Bobby’s jaw tightened visibly, as did his grip on his gun.

“My name is Robert Goren. I am a detective with the NYPD. I am a free person, and you have no right to take me anywhere against my will!”

“All right,” Parker snapped. “Enough of the warm fuzzy sentimentality.”

She nodded, and one of the sweepers standing behind the two men stepped in and slammed the butt of his gun into the back of Deakins’ head. The captain went down with a heavy thud, his gun flying from his grasp. Bobby swung around in near panic, trying to back away from the operatives, and from Lyle, Parker and Raines. There was nowhere for him to go, though, and he quickly found himself backed up to the wall, surrounded by operatives.

Walking over, Parker crouched down and pressed the barrel of her gun to Deakins’ temple.

“Hey!” Harris burst out, standing up quickly. “You said no one would be hurt!”

“We lied,” Parker replied flatly. She looked back at Bobby. “This is your last chance. I won’t say it again. Put down the gun, and give yourself up, and I won’t have to put a bullet in his head.”

Bobby stood frozen, his gaze fixed on his captain. Deakins was not moving, and blood was already flowing down his neck and seeping into the carpet from the head wound he’d suffered. There was no way of knowing from just a look whether the injury was superficial, or more serious.

“You have a choice to make, Bobby,” Raines rasped. “Give up, and we let him live. Fight, and he dies. Either way, you are coming with us. It’s entirely up to you whether he dies.”

Slowly, overcome with distress, Bobby lowered his gun, and put up no protest when Lyle took his from his hands. If the threat had been aimed at him alone – fight or surrender, live or die – then he wouldn’t have hesitated to fight.
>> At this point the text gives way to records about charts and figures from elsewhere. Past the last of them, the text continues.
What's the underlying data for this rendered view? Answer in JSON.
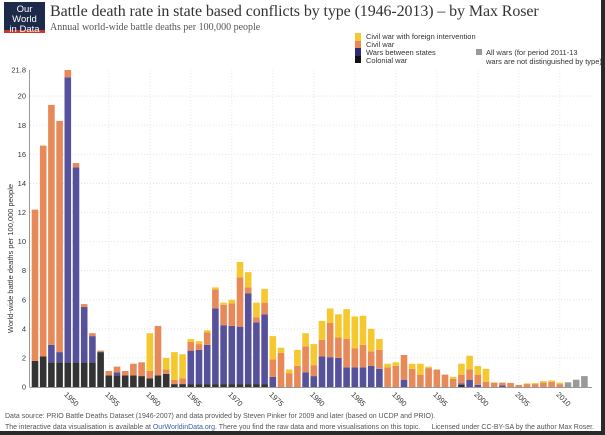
{
  "logo": {
    "line1": "Our World",
    "line2": "in Data"
  },
  "chart_data": {
    "type": "bar",
    "stacked": true,
    "title": "Battle death rate in state based conflicts by type (1946-2013) – by Max Roser",
    "subtitle": "Annual world-wide battle deaths per 100,000 people",
    "ylabel": "World-wide battle deaths per 100,000 people",
    "xlabel": "",
    "ylim": [
      0,
      21.8
    ],
    "yticks": [
      "0",
      "2",
      "4",
      "6",
      "8",
      "10",
      "12",
      "14",
      "16",
      "18",
      "20",
      "21.8"
    ],
    "xticks": [
      "1950",
      "1955",
      "1960",
      "1965",
      "1970",
      "1975",
      "1980",
      "1985",
      "1990",
      "1995",
      "2000",
      "2005",
      "2010"
    ],
    "grid": true,
    "legend_position": "top-right",
    "x": [
      1946,
      1947,
      1948,
      1949,
      1950,
      1951,
      1952,
      1953,
      1954,
      1955,
      1956,
      1957,
      1958,
      1959,
      1960,
      1961,
      1962,
      1963,
      1964,
      1965,
      1966,
      1967,
      1968,
      1969,
      1970,
      1971,
      1972,
      1973,
      1974,
      1975,
      1976,
      1977,
      1978,
      1979,
      1980,
      1981,
      1982,
      1983,
      1984,
      1985,
      1986,
      1987,
      1988,
      1989,
      1990,
      1991,
      1992,
      1993,
      1994,
      1995,
      1996,
      1997,
      1998,
      1999,
      2000,
      2001,
      2002,
      2003,
      2004,
      2005,
      2006,
      2007,
      2008,
      2009,
      2010,
      2011,
      2012,
      2013
    ],
    "series": [
      {
        "name": "Colonial war",
        "color": "#333333",
        "values": [
          1.8,
          2.1,
          1.7,
          1.7,
          1.7,
          1.7,
          1.7,
          1.7,
          2.4,
          0.8,
          0.8,
          0.8,
          0.8,
          0.75,
          0.6,
          0.8,
          0.9,
          0.2,
          0.2,
          0.2,
          0.2,
          0.2,
          0.2,
          0.2,
          0.2,
          0.2,
          0.2,
          0.2,
          0.2,
          0,
          0,
          0,
          0,
          0,
          0,
          0,
          0,
          0,
          0,
          0,
          0,
          0,
          0,
          0,
          0,
          0,
          0,
          0,
          0,
          0,
          0,
          0,
          0.15,
          0,
          0,
          0,
          0,
          0,
          0,
          0,
          0,
          0,
          0,
          0,
          0,
          0,
          0,
          0
        ]
      },
      {
        "name": "Wars between states",
        "color": "#57519c",
        "values": [
          0,
          0,
          1.2,
          0.7,
          19.6,
          13.4,
          3.8,
          1.8,
          0,
          0,
          0.2,
          0,
          0,
          0,
          0,
          0,
          0,
          0,
          0,
          2.3,
          2.35,
          2.7,
          5.2,
          4.05,
          4.0,
          3.95,
          6.25,
          4.25,
          4.8,
          0.7,
          0,
          0,
          0,
          1.0,
          0.75,
          2.1,
          2.05,
          2.0,
          1.35,
          1.35,
          1.35,
          1.45,
          1.25,
          0,
          0,
          0.5,
          0,
          0,
          0,
          0,
          0,
          0,
          0.1,
          0.5,
          0.15,
          0,
          0,
          0.1,
          0,
          0,
          0,
          0,
          0,
          0,
          0,
          0,
          0,
          0
        ]
      },
      {
        "name": "Civil war",
        "color": "#e8895a",
        "values": [
          10.4,
          14.5,
          16.5,
          15.9,
          0.5,
          0.3,
          0.2,
          0.2,
          0.1,
          0.3,
          0.4,
          0.3,
          0.8,
          0.95,
          0.5,
          3.4,
          0.3,
          0.3,
          0.4,
          0.6,
          0.4,
          0.85,
          1.3,
          1.4,
          1.55,
          3.4,
          0.4,
          0.35,
          0.8,
          1.2,
          2.35,
          0.95,
          1.45,
          1.8,
          0.75,
          1.15,
          2.35,
          1.4,
          1.95,
          1.3,
          1.55,
          1.0,
          1.3,
          1.35,
          1.45,
          1.7,
          1.25,
          0.85,
          1.3,
          1.2,
          0.85,
          0.55,
          0.6,
          0.7,
          0.7,
          0.35,
          0.3,
          0.2,
          0.28,
          0.14,
          0.2,
          0.2,
          0.3,
          0.35,
          0.2,
          0,
          0,
          0
        ]
      },
      {
        "name": "Civil war with foreign intervention",
        "color": "#f5c830",
        "values": [
          0,
          0,
          0,
          0,
          0,
          0,
          0,
          0,
          0,
          0,
          0,
          0,
          0,
          0,
          2.6,
          0,
          0.8,
          1.9,
          1.65,
          0.2,
          0.2,
          0.15,
          0.15,
          0.15,
          0.25,
          1.05,
          1.05,
          1.0,
          0.95,
          1.6,
          0.35,
          0.25,
          1.1,
          0.9,
          1.45,
          1.3,
          1.0,
          1.6,
          2.05,
          2.2,
          2.0,
          1.55,
          0.75,
          0.25,
          0.25,
          0,
          0.35,
          0.75,
          0.1,
          0,
          0,
          0.15,
          0.75,
          0.95,
          0.6,
          0.9,
          0.02,
          0,
          0,
          0,
          0.05,
          0.07,
          0.1,
          0.1,
          0.1,
          0,
          0,
          0
        ]
      },
      {
        "name": "All wars (for period 2011-13 wars are not distinguished by type)",
        "color": "#9a9a9a",
        "values": [
          0,
          0,
          0,
          0,
          0,
          0,
          0,
          0,
          0,
          0,
          0,
          0,
          0,
          0,
          0,
          0,
          0,
          0,
          0,
          0,
          0,
          0,
          0,
          0,
          0,
          0,
          0,
          0,
          0,
          0,
          0,
          0,
          0,
          0,
          0,
          0,
          0,
          0,
          0,
          0,
          0,
          0,
          0,
          0,
          0,
          0,
          0,
          0,
          0,
          0,
          0,
          0,
          0,
          0,
          0,
          0,
          0,
          0,
          0,
          0,
          0,
          0,
          0,
          0,
          0,
          0.32,
          0.5,
          0.75
        ]
      }
    ],
    "legend": {
      "foreign": "Civil war with foreign intervention",
      "civil": "Civil war",
      "interstate": "Wars between states",
      "colonial": "Colonial war",
      "all_line1": "All wars (for period 2011-13",
      "all_line2": "wars are not distinguished by type)"
    }
  },
  "footer": {
    "source": "Data source:  PRIO Battle Deaths Dataset (1946-2007) and data provided by Steven Pinker for 2009 and later (based on UCDP and PRIO).",
    "interactive_prefix": "The interactive data visualisation is available at ",
    "link": "OurWorldinData.org",
    "interactive_suffix": ". There you find the raw data and more visualisations on this topic.",
    "license": "Licensed under CC-BY-SA by the author Max Roser."
  }
}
But he would not – could not – take an action that would result in someone else’s death, especially when that someone was his captain.

He was aware of someone coming up beside him, and winced at a sharp prick of pain in his neck, but he never took his eyes off Deakins, and the last thing he saw before his world faded to black was the image of his captain lying face down in a growing pool of his own blood.